Published 9:08 pm Monday, April 16, 2012

Former Dowagiac resident Ginger Luxenberger by the fountain planter overlooking Stone Lake in Cassopolis.

CASSOPOLIS — Ginger Luxenberger, the village’s one-woman beautification committee, lived in Dowagiac, but grew up at Diamond Lake and returned in 1981, so this is home.
As she improves landscaping downtown and at Stone Lake, she has focused her efforts on three spots — outside the Pioneer Log Cabin Museum and its Lewis Cass historical marker, an adjacent planter around an old fountain between the cabin and the boardwalk and the cobblestone walkway that runs alongside Hayden Hardware.
She could do more if she had some help and is trying to identify additional volunteers.

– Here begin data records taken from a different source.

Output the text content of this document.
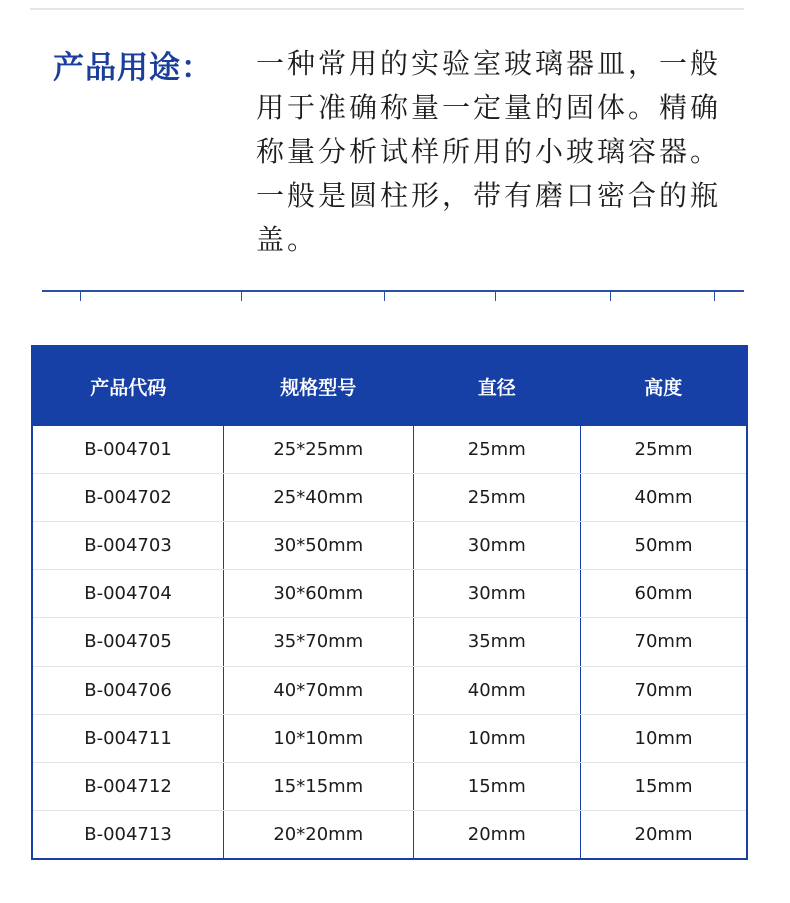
产品用途： 一种常用的实验室玻璃器皿，一般用于准确称量一定量的固体。精确称量分析试样所用的小玻璃容器。一般是圆柱形，带有磨口密合的瓶盖。
产品代码	规格型号	直径	高度
B-004701	25*25mm	25mm	25mm
B-004702	25*40mm	25mm	40mm
B-004703	30*50mm	30mm	50mm
B-004704	30*60mm	30mm	60mm
B-004705	35*70mm	35mm	70mm
B-004706	40*70mm	40mm	70mm
B-004711	10*10mm	10mm	10mm
B-004712	15*15mm	15mm	15mm
B-004713	20*20mm	20mm	20mm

Call her at 445-0196.
“I kind of identified the walkway to weed,” said Luxenberger, 77. “I’m usually down here every day, one place or the other.”
There is a table shaded by a multicolored umbrella and room for another where pedestrians could rest or eat lunch, with street lights and trees lining it to the parking behind stores.

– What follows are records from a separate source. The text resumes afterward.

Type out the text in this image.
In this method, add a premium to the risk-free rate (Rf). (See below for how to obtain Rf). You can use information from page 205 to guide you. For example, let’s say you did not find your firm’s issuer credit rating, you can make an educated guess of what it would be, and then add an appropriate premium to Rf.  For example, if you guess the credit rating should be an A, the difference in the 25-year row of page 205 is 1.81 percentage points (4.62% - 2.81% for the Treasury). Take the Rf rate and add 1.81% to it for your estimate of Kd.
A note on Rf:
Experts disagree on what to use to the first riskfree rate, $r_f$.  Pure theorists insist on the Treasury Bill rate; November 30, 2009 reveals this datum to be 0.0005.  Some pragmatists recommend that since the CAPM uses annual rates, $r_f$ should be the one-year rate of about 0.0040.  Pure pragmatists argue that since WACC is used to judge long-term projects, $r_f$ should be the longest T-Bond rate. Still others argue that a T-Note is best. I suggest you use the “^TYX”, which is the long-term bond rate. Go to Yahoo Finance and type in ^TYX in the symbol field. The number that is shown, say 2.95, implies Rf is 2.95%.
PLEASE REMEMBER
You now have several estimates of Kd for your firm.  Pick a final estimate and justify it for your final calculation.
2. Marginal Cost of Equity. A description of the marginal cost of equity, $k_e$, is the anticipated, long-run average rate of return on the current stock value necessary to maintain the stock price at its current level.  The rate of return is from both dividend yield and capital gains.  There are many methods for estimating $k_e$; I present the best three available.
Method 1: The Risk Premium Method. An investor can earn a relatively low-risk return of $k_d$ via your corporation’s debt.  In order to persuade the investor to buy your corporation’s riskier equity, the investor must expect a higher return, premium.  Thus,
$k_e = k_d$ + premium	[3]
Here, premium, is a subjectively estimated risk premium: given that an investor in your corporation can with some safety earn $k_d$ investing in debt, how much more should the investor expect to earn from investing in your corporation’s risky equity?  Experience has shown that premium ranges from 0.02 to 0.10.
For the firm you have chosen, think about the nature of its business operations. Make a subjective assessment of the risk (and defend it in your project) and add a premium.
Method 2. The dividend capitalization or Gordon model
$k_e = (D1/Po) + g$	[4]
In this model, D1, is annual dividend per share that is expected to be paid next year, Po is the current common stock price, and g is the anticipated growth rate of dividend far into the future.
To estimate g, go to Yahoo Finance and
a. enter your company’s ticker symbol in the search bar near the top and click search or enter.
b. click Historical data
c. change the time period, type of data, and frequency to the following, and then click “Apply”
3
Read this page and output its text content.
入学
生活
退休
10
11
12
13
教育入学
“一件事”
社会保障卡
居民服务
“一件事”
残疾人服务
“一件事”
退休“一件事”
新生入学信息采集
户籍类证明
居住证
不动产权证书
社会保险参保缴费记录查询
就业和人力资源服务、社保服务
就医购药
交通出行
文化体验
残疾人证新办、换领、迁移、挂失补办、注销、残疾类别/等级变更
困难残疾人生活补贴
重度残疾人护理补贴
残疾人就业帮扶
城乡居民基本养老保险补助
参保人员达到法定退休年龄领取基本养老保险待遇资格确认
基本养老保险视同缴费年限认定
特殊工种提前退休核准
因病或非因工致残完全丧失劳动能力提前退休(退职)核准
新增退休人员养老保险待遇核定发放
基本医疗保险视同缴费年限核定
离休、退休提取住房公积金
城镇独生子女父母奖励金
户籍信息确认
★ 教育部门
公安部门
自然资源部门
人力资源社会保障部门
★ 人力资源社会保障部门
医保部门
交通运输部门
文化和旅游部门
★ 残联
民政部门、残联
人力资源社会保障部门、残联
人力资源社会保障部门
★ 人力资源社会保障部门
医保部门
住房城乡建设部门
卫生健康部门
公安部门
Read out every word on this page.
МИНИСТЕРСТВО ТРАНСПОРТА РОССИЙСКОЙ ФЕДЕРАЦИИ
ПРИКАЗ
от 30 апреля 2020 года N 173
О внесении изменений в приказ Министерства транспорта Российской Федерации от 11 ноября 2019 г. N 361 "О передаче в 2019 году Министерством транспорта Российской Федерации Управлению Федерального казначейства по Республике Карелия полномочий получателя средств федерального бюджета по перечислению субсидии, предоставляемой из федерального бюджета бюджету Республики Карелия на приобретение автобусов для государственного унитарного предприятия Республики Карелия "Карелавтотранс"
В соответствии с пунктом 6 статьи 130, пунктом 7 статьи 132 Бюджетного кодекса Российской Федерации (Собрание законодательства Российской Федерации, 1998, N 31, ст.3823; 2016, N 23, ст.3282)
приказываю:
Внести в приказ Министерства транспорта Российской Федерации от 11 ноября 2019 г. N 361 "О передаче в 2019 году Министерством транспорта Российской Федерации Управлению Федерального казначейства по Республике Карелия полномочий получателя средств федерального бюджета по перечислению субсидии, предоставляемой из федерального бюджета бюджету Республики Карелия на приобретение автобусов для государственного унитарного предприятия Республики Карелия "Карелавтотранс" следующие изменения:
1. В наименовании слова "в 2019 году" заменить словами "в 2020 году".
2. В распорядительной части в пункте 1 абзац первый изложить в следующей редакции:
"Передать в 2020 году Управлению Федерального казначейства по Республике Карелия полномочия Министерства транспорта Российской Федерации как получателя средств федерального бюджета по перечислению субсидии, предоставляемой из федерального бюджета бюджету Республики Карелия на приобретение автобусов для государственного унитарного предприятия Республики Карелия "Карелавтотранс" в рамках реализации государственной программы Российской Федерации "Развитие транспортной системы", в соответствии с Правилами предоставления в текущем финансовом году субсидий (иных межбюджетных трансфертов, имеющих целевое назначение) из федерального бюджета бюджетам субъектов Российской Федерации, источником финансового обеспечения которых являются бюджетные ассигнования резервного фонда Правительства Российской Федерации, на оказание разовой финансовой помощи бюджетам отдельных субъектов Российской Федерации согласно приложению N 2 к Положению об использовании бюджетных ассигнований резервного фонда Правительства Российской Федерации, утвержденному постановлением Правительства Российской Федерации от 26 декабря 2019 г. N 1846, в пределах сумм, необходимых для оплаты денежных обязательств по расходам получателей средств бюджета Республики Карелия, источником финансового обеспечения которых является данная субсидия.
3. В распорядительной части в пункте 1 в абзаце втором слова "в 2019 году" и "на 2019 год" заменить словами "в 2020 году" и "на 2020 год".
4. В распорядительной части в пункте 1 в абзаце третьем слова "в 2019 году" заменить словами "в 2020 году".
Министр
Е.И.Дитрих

“It’s very pretty when flowers start blooming,” she said.
At the bed overlooking Stone Lake, lit by red tulips, she said, “I cleaned it up and planted flowers, which most of the time I get someone to donate or I divide something I have. These areas, to me, could be so pretty and an advantage to this village. It would be sad to see nothing done. There was a garden club, but not right now.
“Ron Bass was nice about letting me put mulch down and picking up things I gathered” while weeding. “He cut all this down so we could see the lake” before his sudden death April 9.
“The bank is packed with myrtle. There are all kinds of possibilities in this community. There’s a walk that goes through the woods and comes out by the park downtown that could be developed. There’s still a beach here that could be cleaned up. Cass County Bass Club offered to build a fishing pier, but it would be the village’s responsibility to put in and take out.
“My next job I want to do is the stones around the gazebo. I want to dig that up and put in hostas. I’ve seen people use the picnic tables” on the deck behind it.
“Hopefully, as things become more beautiful, people will stop. The Log Cabin hadn’t been open because it didn’t have insurance, but now it does under the village.”